Cerebral hemorrhage is an uncommon finding in PRES and has been reported in only 5 to 17% of patients with PRES [810]. Likewise, intracranial hemorrhage is not commonly seen in SLE-associated PRES [5, 6, 11]. In a review done by Hefzy et al. in 2009, two (16.7%) out of twelve patients with autoimmune disease (SLE or scleroderma) had minute petechial hemorrhages. One of them also demonstrated a coexisting intracerebral hematoma [11]. In a larger review by Shaharir et al. in 2013, only six (8.6%) out of 70 patients with SLE-associated PRES showed hemorrhagic radiographic changes [6]. The mechanism for the occurrence of cerebral hemorrhage in SLE is not yet well elucidated. It is thought to occur due to small vessel rupture and/or postischemic reperfusion injury [6, 7, 11]. Anticoagulant treatment was noted to increase the risk of hemorrhage, whereas blood pressure levels may have no influence on the risk of bleeding [11]. Our patient has coexisting active nephritis, anemia, and mild thrombocytopenia which may have also possibly predisposed the patient to have intracranial hemorrhage.

Despite the moniker, PRES may not be a fully reversible condition. Cerebral infarction, subarachnoid hemorrhage, coma, or death has been described in PRES [2, 12, 13]. Among those who presented with intracranial hemorrhage, 16 (70%) of 23 patients had complete neurologic recovery [11]. A mortality rate of 26% was reported with an average survival of 17 days (range: 1–64 days) [11]. Furthermore, the review of Shaharir et al. identified intracranial hemorrhage (OR 14, 1.1–187.2, ) and brainstem involvement (OR 10.9, 1.3–90.6, ) as predictors of poor outcome [6]. Fortunately, despite the occurrence of intraparenchymal hemorrhage, our patient did not develop any motor or sensory deficits and long-term vision loss.

The management of PRES is largely supportive [5]. Treatment involves adequate blood pressure control, with close titration of parenteral antihypertensives to prevent cerebral hypoperfusion. Hemodialysis may be warranted for those presenting with severe fluid retention [2]. Regardless of etiology, acute seizures should be controlled with antiepileptic agents [2]. Among patients whose PRES are probably caused by immunosuppressive therapy, temporary dose adjustment or withdrawal of inciting drugs may be warranted until signs of PRES abate [2]. Treatment directed toward the underlying cause is also important in the management of PRES [5]. In patients with active lupus nephritis, corticosteroids and/or cytotoxic agents may be needed to control the disease activity. Careful monitoring is especially necessary since these medications may worsen PRES. In our patient, levetiracetam was started for seizure management. Mannitol was initiated for intracranial pressure lowering, and nicardipine infusion was started for blood pressure control. Combination oral-hypertensives were also uptitrated to affect better blood pressure control. Hydrocortisone, mycophenolate mofetil, and hydroxychloroquine were maintained to manage the lupus disease activity.
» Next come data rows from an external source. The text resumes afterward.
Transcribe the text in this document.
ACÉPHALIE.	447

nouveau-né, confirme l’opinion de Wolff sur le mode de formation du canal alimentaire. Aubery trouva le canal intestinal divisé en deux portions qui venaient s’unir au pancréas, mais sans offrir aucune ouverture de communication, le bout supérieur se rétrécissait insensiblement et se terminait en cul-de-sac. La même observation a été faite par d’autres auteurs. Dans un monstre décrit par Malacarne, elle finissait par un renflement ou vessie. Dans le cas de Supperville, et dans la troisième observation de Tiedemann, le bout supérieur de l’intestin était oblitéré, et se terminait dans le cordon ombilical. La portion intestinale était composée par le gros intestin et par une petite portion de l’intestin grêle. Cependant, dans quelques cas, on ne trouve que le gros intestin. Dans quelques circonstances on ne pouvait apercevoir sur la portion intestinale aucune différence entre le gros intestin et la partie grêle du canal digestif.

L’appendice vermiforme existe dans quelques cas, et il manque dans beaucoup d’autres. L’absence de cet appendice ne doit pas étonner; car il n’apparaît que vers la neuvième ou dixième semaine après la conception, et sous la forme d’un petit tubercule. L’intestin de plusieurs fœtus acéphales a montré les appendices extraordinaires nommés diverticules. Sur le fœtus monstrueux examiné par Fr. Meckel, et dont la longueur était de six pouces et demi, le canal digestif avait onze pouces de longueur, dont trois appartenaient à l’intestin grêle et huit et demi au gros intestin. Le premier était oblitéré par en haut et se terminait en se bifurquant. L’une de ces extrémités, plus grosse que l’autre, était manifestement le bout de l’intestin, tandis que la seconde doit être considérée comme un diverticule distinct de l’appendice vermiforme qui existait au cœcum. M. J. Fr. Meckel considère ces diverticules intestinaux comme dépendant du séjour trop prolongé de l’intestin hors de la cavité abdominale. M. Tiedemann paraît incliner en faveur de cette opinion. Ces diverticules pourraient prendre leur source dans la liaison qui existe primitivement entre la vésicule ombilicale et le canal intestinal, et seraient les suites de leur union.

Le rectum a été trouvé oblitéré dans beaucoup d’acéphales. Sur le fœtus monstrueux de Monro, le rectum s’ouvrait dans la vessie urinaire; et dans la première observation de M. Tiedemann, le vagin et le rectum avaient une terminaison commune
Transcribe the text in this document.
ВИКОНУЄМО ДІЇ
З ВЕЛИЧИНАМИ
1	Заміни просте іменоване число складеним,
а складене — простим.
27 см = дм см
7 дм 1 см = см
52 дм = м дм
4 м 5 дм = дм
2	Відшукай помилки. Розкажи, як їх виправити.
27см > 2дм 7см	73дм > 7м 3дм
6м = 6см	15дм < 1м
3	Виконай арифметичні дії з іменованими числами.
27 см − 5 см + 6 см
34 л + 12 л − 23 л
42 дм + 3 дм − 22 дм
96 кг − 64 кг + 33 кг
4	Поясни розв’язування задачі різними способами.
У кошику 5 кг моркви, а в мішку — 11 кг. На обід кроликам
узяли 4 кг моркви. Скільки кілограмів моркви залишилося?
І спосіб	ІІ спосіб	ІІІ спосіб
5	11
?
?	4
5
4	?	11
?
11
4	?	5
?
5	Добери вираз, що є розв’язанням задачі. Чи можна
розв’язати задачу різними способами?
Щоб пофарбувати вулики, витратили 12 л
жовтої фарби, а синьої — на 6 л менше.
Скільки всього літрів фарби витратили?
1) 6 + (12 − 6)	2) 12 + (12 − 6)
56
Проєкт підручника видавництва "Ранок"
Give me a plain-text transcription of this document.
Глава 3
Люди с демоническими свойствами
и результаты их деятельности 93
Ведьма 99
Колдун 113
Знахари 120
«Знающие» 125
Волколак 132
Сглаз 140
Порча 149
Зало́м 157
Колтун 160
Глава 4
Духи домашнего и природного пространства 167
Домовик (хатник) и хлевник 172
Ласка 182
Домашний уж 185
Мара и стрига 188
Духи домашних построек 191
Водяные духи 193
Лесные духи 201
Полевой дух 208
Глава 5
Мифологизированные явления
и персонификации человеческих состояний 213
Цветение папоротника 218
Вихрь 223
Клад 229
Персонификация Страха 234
With these medications, the patient was noted to improve clinically, with control of seizures and resolution of headache and visual deficits. PRES should then be promptly recognized and treated as clinical symptoms are potentially reversible with timely management.

4. Conclusion

We have presented a case of a patient with SLE who developed signs, symptoms, and neuroimaging findings consistent with an atypical neuroradiologic presentation of PRES, which is of intraparenchymal hemorrhage. After early initiation of blood pressure and seizure control and medical ICP-lowering treatment, further neurologic decline was halted and visual deficits improved. This case underscores the importance of early recognition and treatment of a relatively unique and potentially reversible condition which may present alongside the diverse neurologic manifestations of SLE.

Conflicts of Interest

The authors report that they have no conflicts of interest.